In the Mediterranean, "with more and more crude heading to Europe on Suezmaxes, and less cargoes going to Asia recently, this market is so over-tonnaged that Charterers have had no problem in keeping the rates at their minimum return rates of 140x55 from Black Sea. Due to the current state of the Aframax market, we may see a few more shipping people practicing yoga and meditation just to kill time. Rates stay pressured between WS 77.5-WS 80 for 80,000 cross MED. Even though there was a premium of WS 87.5 paid for Black Sea-MED voyage for a replacement business, the overall level stays flat. Owners are now digging their heels in and not accepting anything below WS 80" the shipbroker said.
Finally, in the North Sea, "a couple of VLCCs were concluded for Continent/East reportedly for crude and fuel oil, a shade above 3.0mill levels.

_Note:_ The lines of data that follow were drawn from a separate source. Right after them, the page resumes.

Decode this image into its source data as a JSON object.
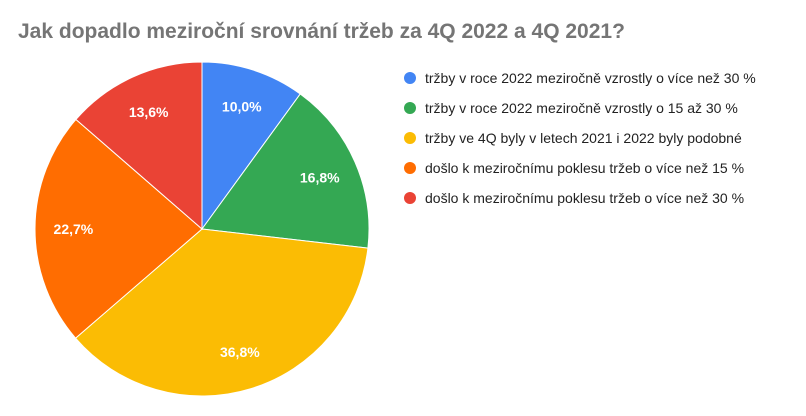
{
  "chart_data": {
    "type": "pie",
    "title": "Jak dopadlo meziroční srovnání tržeb za 4Q 2022 a 4Q 2021?",
    "legend_position": "right",
    "slices": [
      {
        "label": "tržby v roce 2022 meziročně vzrostly o více než 30 %",
        "value": 10.0,
        "display": "10,0%",
        "color": "#4285f4"
      },
      {
        "label": "tržby v roce 2022 meziročně vzrostly o 15 až 30 %",
        "value": 16.8,
        "display": "16,8%",
        "color": "#34a853"
      },
      {
        "label": "tržby ve 4Q byly v letech 2021 i 2022 byly podobné",
        "value": 36.8,
        "display": "36,8%",
        "color": "#fbbc04"
      },
      {
        "label": "došlo k meziročnímu poklesu tržeb o více než 15 %",
        "value": 22.7,
        "display": "22,7%",
        "color": "#ff6d01"
      },
      {
        "label": "došlo k meziročnímu poklesu tržeb o více než 30 %",
        "value": 13.6,
        "display": "13,6%",
        "color": "#ea4335"
      }
    ]
  }
}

Suezmaxes saw very little enquiry with 135xw50 paid for Mongstad to Philadelphia. For Aframaxes it’s like an old tape stuck in an old, broken recorder. Rates stay flat within 80,000 by WS 82.5/80 cross UKC and 100,000 by WS 60-62.5 from the Baltic. After an active start to the week, enquiry levels were dropping quickly, passing beyond the “Boredom” milestone by Thursday. The fixing window is now in the second half of September’s first decade, making the list of available vessels looking long, hungry and hoping for some action to come its way after the three-day break" Gibson concluded.